“Much of the confusion which attended the failure of the Talks on the Tiger in December last, and the subsequent rejection
by the Rhodesian Government of the terms of the draft memorandum for a settlement, was due to the attempt to deal in one
document with two quite separate problems: the principles of a new Constitution for Rhodesia, which, if accepted by the
Rhodesian Government, would be followed by action by the British Parliament to grant Rhodesia independence, and the arrangements
for the so-called return to legality, the ending of the rebellion. Neither would have presented insuperable difficulties had
they been kept separate and had the two Governments been prepared to trust each other. Because they were combined, Mr. Wilson was able to argue that Mr.
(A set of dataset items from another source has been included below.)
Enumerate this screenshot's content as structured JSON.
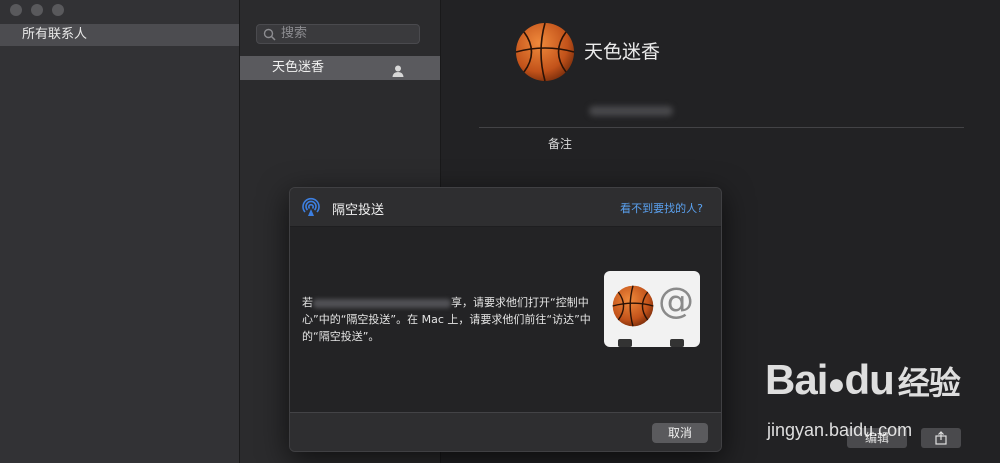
{
  "window": {
    "traffic_lights": [
      "close",
      "minimize",
      "zoom"
    ]
  },
  "sidebar": {
    "items": [
      {
        "label": "所有联系人",
        "selected": true
      }
    ]
  },
  "contact_list": {
    "search_placeholder": "搜索",
    "contacts": [
      {
        "name": "天色迷香",
        "icon": "person-icon",
        "selected": true
      }
    ]
  },
  "detail": {
    "name": "天色迷香",
    "avatar": "basketball-avatar",
    "notes_label": "备注",
    "edit_label": "编辑",
    "share_icon": "share-icon"
  },
  "dialog": {
    "title": "隔空投送",
    "help_link": "看不到要找的人?",
    "body_start": "若",
    "body_rest": "享，请要求他们打开“控制中心”中的“隔空投送”。在 Mac 上，请要求他们前往“访达”中的“隔空投送”。",
    "cancel_label": "取消",
    "icon": "airdrop-icon"
  },
  "watermark": {
    "brand": "Bai",
    "brand_du": "du",
    "brand_cn": "经验",
    "url": "jingyan.baidu.com"
  },
  "colors": {
    "link": "#5aa0ee",
    "selected_row": "#5a5a5e"
  }
}
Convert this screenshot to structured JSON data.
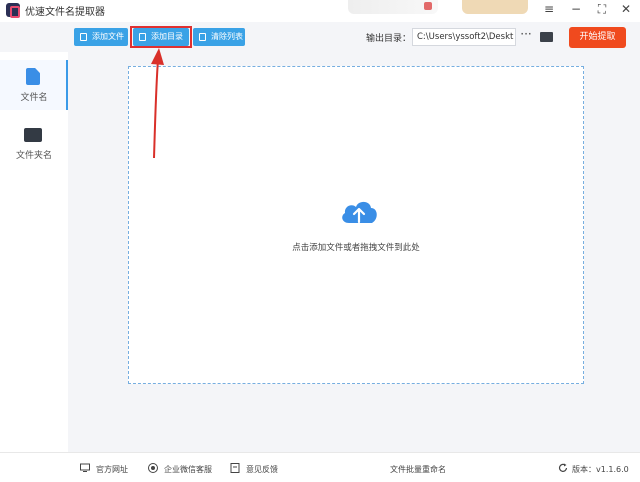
{
  "app": {
    "title": "优速文件名提取器"
  },
  "window": {
    "menu_icon": "≡",
    "minimize_icon": "−",
    "maximize_icon": "⛶",
    "close_icon": "✕"
  },
  "toolbar": {
    "add_file_label": "添加文件",
    "add_folder_label": "添加目录",
    "clear_list_label": "清除列表",
    "output_label": "输出目录：",
    "output_path": "C:\\Users\\yssoft2\\Deskt",
    "more_label": "···",
    "start_label": "开始提取"
  },
  "sidebar": {
    "items": [
      {
        "label": "文件名",
        "icon": "file-icon",
        "active": true
      },
      {
        "label": "文件夹名",
        "icon": "folder-icon",
        "active": false
      }
    ]
  },
  "dropzone": {
    "hint": "点击添加文件或者拖拽文件到此处",
    "icon": "cloud-upload-icon"
  },
  "statusbar": {
    "website": "官方网址",
    "wechat_support": "企业微信客服",
    "feedback": "意见反馈",
    "batch_rename": "文件批量重命名",
    "version": "版本：v1.1.6.0"
  },
  "colors": {
    "accent": "#3aa2e6",
    "start": "#f04a1e",
    "highlight": "#e03030"
  }
}
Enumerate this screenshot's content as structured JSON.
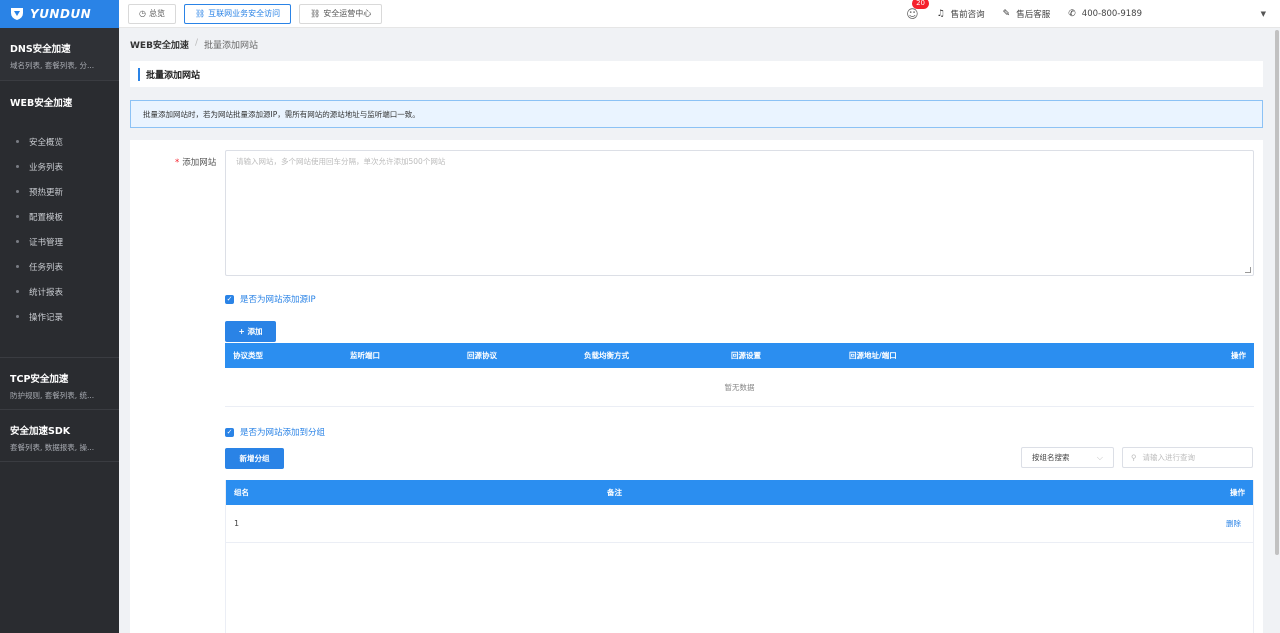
{
  "logo": {
    "text": "YUNDUN"
  },
  "sidebar": {
    "groups": [
      {
        "title": "DNS安全加速",
        "sub": "域名列表, 套餐列表, 分..."
      },
      {
        "title": "WEB安全加速"
      },
      {
        "title": "TCP安全加速",
        "sub": "防护规则, 套餐列表, 统..."
      },
      {
        "title": "安全加速SDK",
        "sub": "套餐列表, 数据报表, 操..."
      }
    ],
    "web_items": [
      "安全概览",
      "业务列表",
      "预热更新",
      "配置模板",
      "证书管理",
      "任务列表",
      "统计报表",
      "操作记录"
    ]
  },
  "topbar": {
    "tabs": [
      "总览",
      "互联网业务安全访问",
      "安全运营中心"
    ],
    "badge": "20",
    "presale": "售前咨询",
    "aftersale": "售后客服",
    "phone": "400-800-9189"
  },
  "breadcrumb": {
    "root": "WEB安全加速",
    "sep": "/",
    "current": "批量添加网站"
  },
  "page_title": "批量添加网站",
  "notice": "批量添加网站时，若为网站批量添加源IP，需所有网站的源站地址与监听端口一致。",
  "form": {
    "site_label": "添加网站",
    "site_placeholder": "请输入网站，多个网站使用回车分隔，单次允许添加500个网站",
    "source_ip_check": "是否为网站添加源IP",
    "add_button": "+ 添加",
    "source_table": {
      "headers": [
        "协议类型",
        "监听端口",
        "回源协议",
        "负载均衡方式",
        "回源设置",
        "回源地址/端口",
        "操作"
      ],
      "empty": "暂无数据"
    },
    "group_check": "是否为网站添加到分组",
    "new_group_button": "新增分组",
    "search_select": "按组名搜索",
    "search_placeholder": "请输入进行查询",
    "group_table": {
      "headers": [
        "组名",
        "备注",
        "操作"
      ],
      "rows": [
        {
          "name": "1",
          "action": "删除"
        }
      ]
    }
  },
  "colors": {
    "accent": "#2a83e6",
    "sidebar": "#2a2c30",
    "table_head": "#2b8ef0"
  }
}
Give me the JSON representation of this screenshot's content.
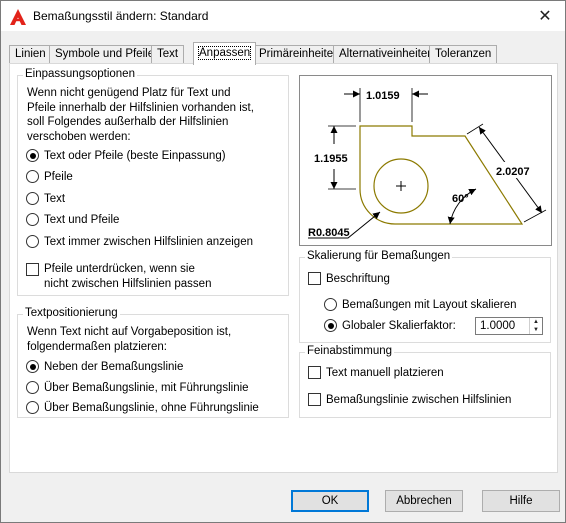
{
  "window": {
    "title": "Bemaßungsstil ändern: Standard",
    "close_symbol": "✕"
  },
  "tabs": [
    {
      "label": "Linien"
    },
    {
      "label": "Symbole und Pfeile"
    },
    {
      "label": "Text"
    },
    {
      "label": "Anpassen"
    },
    {
      "label": "Primäreinheiten"
    },
    {
      "label": "Alternativeinheiten"
    },
    {
      "label": "Toleranzen"
    }
  ],
  "active_tab": "Anpassen",
  "fit_options": {
    "legend": "Einpassungsoptionen",
    "description_lines": [
      "Wenn nicht genügend Platz für Text und",
      "Pfeile innerhalb der Hilfslinien vorhanden ist,",
      "soll Folgendes außerhalb der Hilfslinien",
      "verschoben werden:"
    ],
    "radios": [
      {
        "label": "Text oder Pfeile (beste Einpassung)",
        "selected": true
      },
      {
        "label": "Pfeile",
        "selected": false
      },
      {
        "label": "Text",
        "selected": false
      },
      {
        "label": "Text und Pfeile",
        "selected": false
      },
      {
        "label": "Text immer zwischen Hilfslinien anzeigen",
        "selected": false
      }
    ],
    "suppress_arrows": {
      "line1": "Pfeile unterdrücken, wenn sie",
      "line2": "nicht zwischen Hilfslinien passen",
      "checked": false
    }
  },
  "text_placement": {
    "legend": "Textpositionierung",
    "description_lines": [
      "Wenn Text nicht auf Vorgabeposition ist,",
      "folgendermaßen platzieren:"
    ],
    "radios": [
      {
        "label": "Neben der Bemaßungslinie",
        "selected": true
      },
      {
        "label": "Über Bemaßungslinie, mit Führungslinie",
        "selected": false
      },
      {
        "label": "Über Bemaßungslinie, ohne Führungslinie",
        "selected": false
      }
    ]
  },
  "preview": {
    "dim_top": "1.0159",
    "dim_left": "1.1955",
    "dim_right": "2.0207",
    "angle": "60°",
    "radius": "R0.8045",
    "outline_color": "#8c7a00"
  },
  "scale": {
    "legend": "Skalierung für Bemaßungen",
    "annotative": {
      "label": "Beschriftung",
      "checked": false
    },
    "radios": [
      {
        "label": "Bemaßungen mit Layout skalieren",
        "selected": false
      },
      {
        "label": "Globaler Skalierfaktor:",
        "selected": true
      }
    ],
    "scale_value": "1.0000"
  },
  "fine_tuning": {
    "legend": "Feinabstimmung",
    "checks": [
      {
        "label": "Text manuell platzieren",
        "checked": false
      },
      {
        "label": "Bemaßungslinie zwischen Hilfslinien",
        "checked": false
      }
    ]
  },
  "buttons": {
    "ok": "OK",
    "cancel": "Abbrechen",
    "help": "Hilfe"
  }
}
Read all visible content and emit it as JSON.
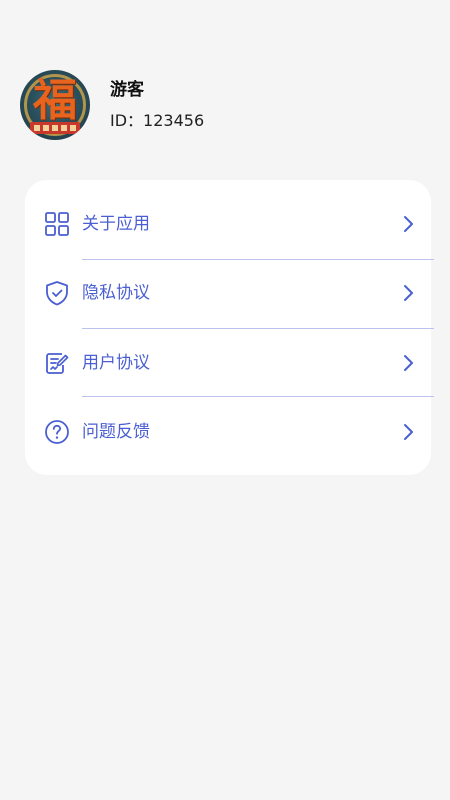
{
  "profile": {
    "name": "游客",
    "id_text": "ID：123456"
  },
  "menu": {
    "items": [
      {
        "label": "关于应用",
        "icon": "grid-apps-icon"
      },
      {
        "label": "隐私协议",
        "icon": "shield-check-icon"
      },
      {
        "label": "用户协议",
        "icon": "document-edit-icon"
      },
      {
        "label": "问题反馈",
        "icon": "question-circle-icon"
      }
    ]
  },
  "colors": {
    "background": "#f5f5f5",
    "card": "#ffffff",
    "accent": "#4a5fd1",
    "divider": "#b9c3ee"
  }
}
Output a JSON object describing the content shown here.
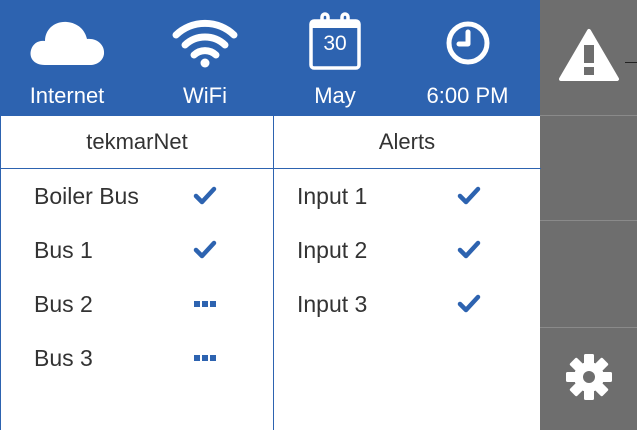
{
  "header": {
    "internet_label": "Internet",
    "wifi_label": "WiFi",
    "calendar_day": "30",
    "calendar_month": "May",
    "time": "6:00 PM",
    "bg_color": "#2d63b0"
  },
  "sidebar": {
    "bg_color": "#6e6e6e",
    "buttons": [
      "alert-icon",
      "",
      "",
      "settings-icon"
    ]
  },
  "tekmarnet": {
    "heading": "tekmarNet",
    "rows": [
      {
        "label": "Boiler Bus",
        "status": "check"
      },
      {
        "label": "Bus 1",
        "status": "check"
      },
      {
        "label": "Bus 2",
        "status": "dots"
      },
      {
        "label": "Bus 3",
        "status": "dots"
      }
    ]
  },
  "alerts": {
    "heading": "Alerts",
    "rows": [
      {
        "label": "Input 1",
        "status": "check"
      },
      {
        "label": "Input 2",
        "status": "check"
      },
      {
        "label": "Input 3",
        "status": "check"
      }
    ]
  }
}
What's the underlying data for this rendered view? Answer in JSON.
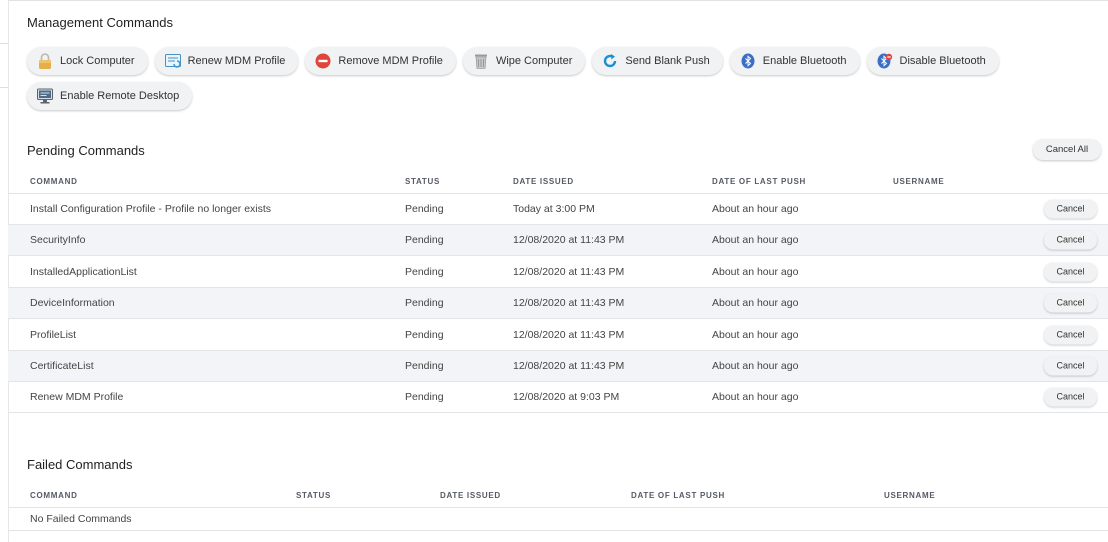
{
  "management": {
    "title": "Management Commands",
    "buttons": [
      {
        "label": "Lock Computer",
        "icon": "lock-icon"
      },
      {
        "label": "Renew MDM Profile",
        "icon": "renew-profile-icon"
      },
      {
        "label": "Remove MDM Profile",
        "icon": "remove-icon"
      },
      {
        "label": "Wipe Computer",
        "icon": "trash-icon"
      },
      {
        "label": "Send Blank Push",
        "icon": "refresh-icon"
      },
      {
        "label": "Enable Bluetooth",
        "icon": "bluetooth-icon"
      },
      {
        "label": "Disable Bluetooth",
        "icon": "bluetooth-disabled-icon"
      },
      {
        "label": "Enable Remote Desktop",
        "icon": "remote-desktop-icon"
      }
    ]
  },
  "pending": {
    "title": "Pending Commands",
    "cancel_all_label": "Cancel All",
    "columns": [
      "COMMAND",
      "STATUS",
      "DATE ISSUED",
      "DATE OF LAST PUSH",
      "USERNAME"
    ],
    "cancel_label": "Cancel",
    "rows": [
      {
        "command": "Install Configuration Profile - Profile no longer exists",
        "status": "Pending",
        "date_issued": "Today at 3:00 PM",
        "last_push": "About an hour ago",
        "username": ""
      },
      {
        "command": "SecurityInfo",
        "status": "Pending",
        "date_issued": "12/08/2020 at 11:43 PM",
        "last_push": "About an hour ago",
        "username": ""
      },
      {
        "command": "InstalledApplicationList",
        "status": "Pending",
        "date_issued": "12/08/2020 at 11:43 PM",
        "last_push": "About an hour ago",
        "username": ""
      },
      {
        "command": "DeviceInformation",
        "status": "Pending",
        "date_issued": "12/08/2020 at 11:43 PM",
        "last_push": "About an hour ago",
        "username": ""
      },
      {
        "command": "ProfileList",
        "status": "Pending",
        "date_issued": "12/08/2020 at 11:43 PM",
        "last_push": "About an hour ago",
        "username": ""
      },
      {
        "command": "CertificateList",
        "status": "Pending",
        "date_issued": "12/08/2020 at 11:43 PM",
        "last_push": "About an hour ago",
        "username": ""
      },
      {
        "command": "Renew MDM Profile",
        "status": "Pending",
        "date_issued": "12/08/2020 at 9:03 PM",
        "last_push": "About an hour ago",
        "username": ""
      }
    ]
  },
  "failed": {
    "title": "Failed Commands",
    "columns": [
      "COMMAND",
      "STATUS",
      "DATE ISSUED",
      "DATE OF LAST PUSH",
      "USERNAME"
    ],
    "empty_text": "No Failed Commands"
  }
}
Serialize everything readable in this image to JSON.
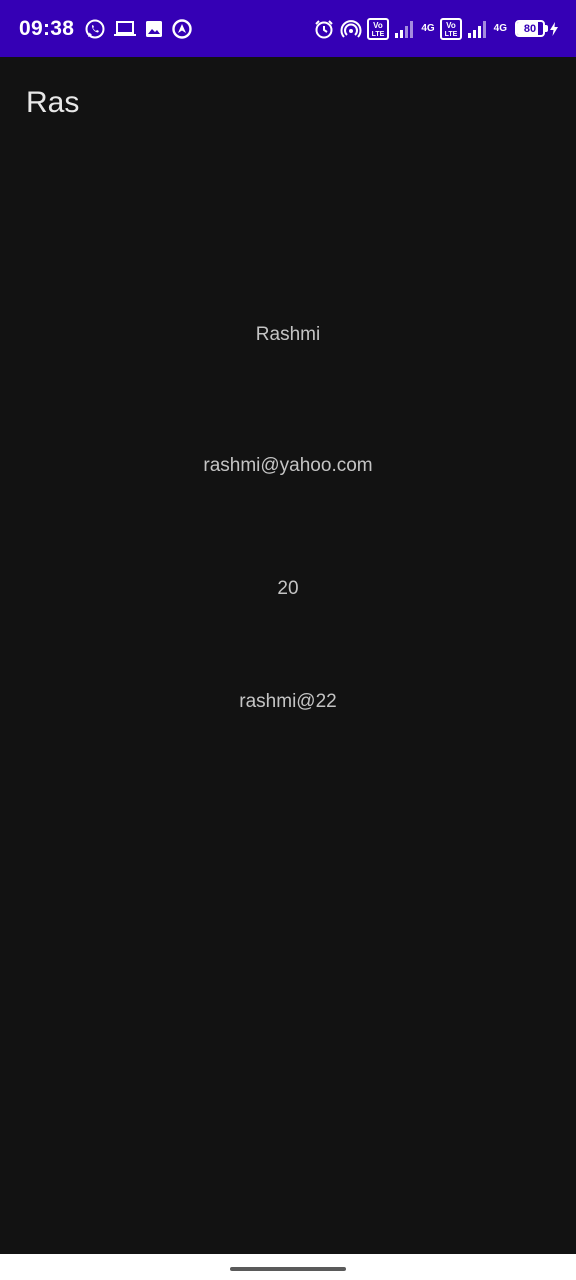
{
  "status_bar": {
    "time": "09:38",
    "left_icons": [
      "whatsapp-icon",
      "laptop-icon",
      "image-icon",
      "location-sharing-icon"
    ],
    "right_icons": [
      "alarm-icon",
      "hotspot-icon",
      "volte-icon",
      "signal-icon",
      "4g-icon",
      "volte-icon",
      "signal-icon",
      "4g-icon",
      "battery-icon",
      "charging-icon"
    ],
    "network_1": "4G",
    "network_2": "4G",
    "volte_1": "Vo LTE",
    "volte_2": "Vo LTE",
    "battery_level": "80",
    "color": "#3500b5"
  },
  "app_bar": {
    "title": "Ras"
  },
  "profile": {
    "name": "Rashmi",
    "email": "rashmi@yahoo.com",
    "age": "20",
    "password": "rashmi@22"
  },
  "theme": {
    "background": "#121212",
    "text": "#c4c4c4"
  }
}
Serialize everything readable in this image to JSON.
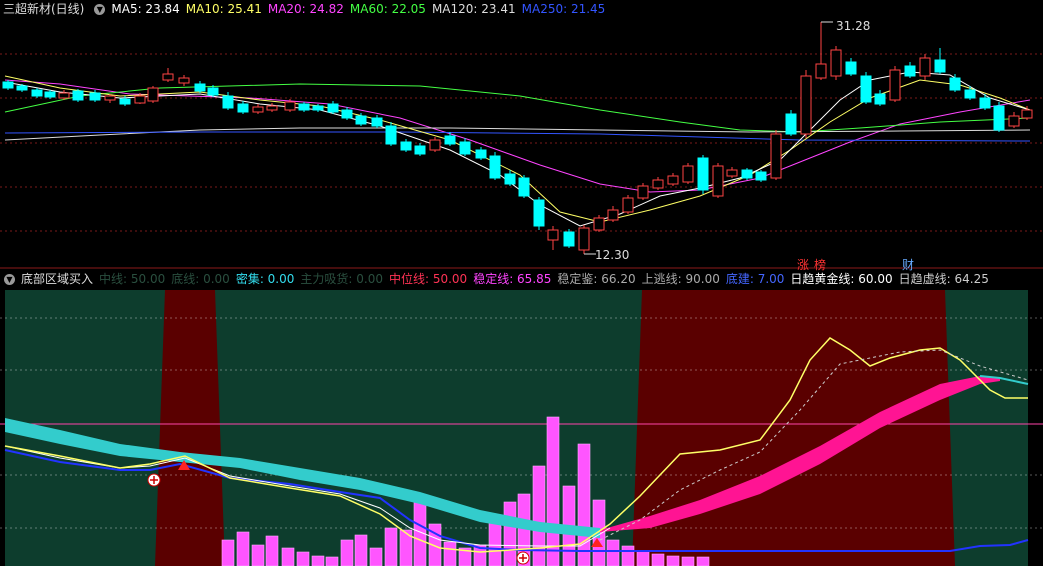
{
  "header": {
    "title": "三超新材(日线)",
    "ma": [
      {
        "label": "MA5: 23.84",
        "color": "#ffffff"
      },
      {
        "label": "MA10: 25.41",
        "color": "#ffff66"
      },
      {
        "label": "MA20: 24.82",
        "color": "#ff44ff"
      },
      {
        "label": "MA60: 22.05",
        "color": "#44ff44"
      },
      {
        "label": "MA120: 23.41",
        "color": "#dddddd"
      },
      {
        "label": "MA250: 21.45",
        "color": "#3355ff"
      }
    ]
  },
  "price_chart": {
    "high_label": "31.28",
    "low_label": "12.30",
    "badges": [
      {
        "text": "涨",
        "color": "#ff3333"
      },
      {
        "text": "榜",
        "color": "#ff3333"
      },
      {
        "text": "财",
        "color": "#66aaff"
      }
    ]
  },
  "indicator": {
    "title": "底部区域买入",
    "params": [
      {
        "label": "中线: 50.00",
        "color": "#2a4f3f"
      },
      {
        "label": "底线: 0.00",
        "color": "#2a4f3f"
      },
      {
        "label": "密集: 0.00",
        "color": "#33ddee"
      },
      {
        "label": "主力吸货: 0.00",
        "color": "#2a4f3f"
      },
      {
        "label": "中位线: 50.00",
        "color": "#ff3355"
      },
      {
        "label": "稳定线: 65.85",
        "color": "#ff44ff"
      },
      {
        "label": "稳定鉴: 66.20",
        "color": "#aaaaaa"
      },
      {
        "label": "上逃线: 90.00",
        "color": "#aaaaaa"
      },
      {
        "label": "底建: 7.00",
        "color": "#4466ff"
      },
      {
        "label": "日趋黄金线: 60.00",
        "color": "#ffffff"
      },
      {
        "label": "日趋虚线: 64.25",
        "color": "#cccccc"
      }
    ]
  },
  "colors": {
    "up": "#ff4444",
    "down": "#00ffff",
    "zone_green": "#0d3d2d",
    "zone_red": "#5a0000",
    "histogram": "#ff55ff",
    "band_cyan": "#33cccc",
    "band_pink": "#ff1493"
  }
}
Smith had himself accepted the substance of the memorandum, the constitutional provisions, but had subsequently been compelled by his unreasonable colleagues to reject
the whole because of their dislike of the procedure for ending the rebellion. And Mr. Smith, reluctant at first to say that
he could not trust Mr. Wilson to observe the spirit as well as the letter of the procedure for ending the rebellion was obliged to concentrate on what was, in fact, the real weakness of the Rhodesian position, the difficulty of finding some impartial
test of Rhodesian opinion as a whole which would produce a verdict in favour of independence prior to majority rule.”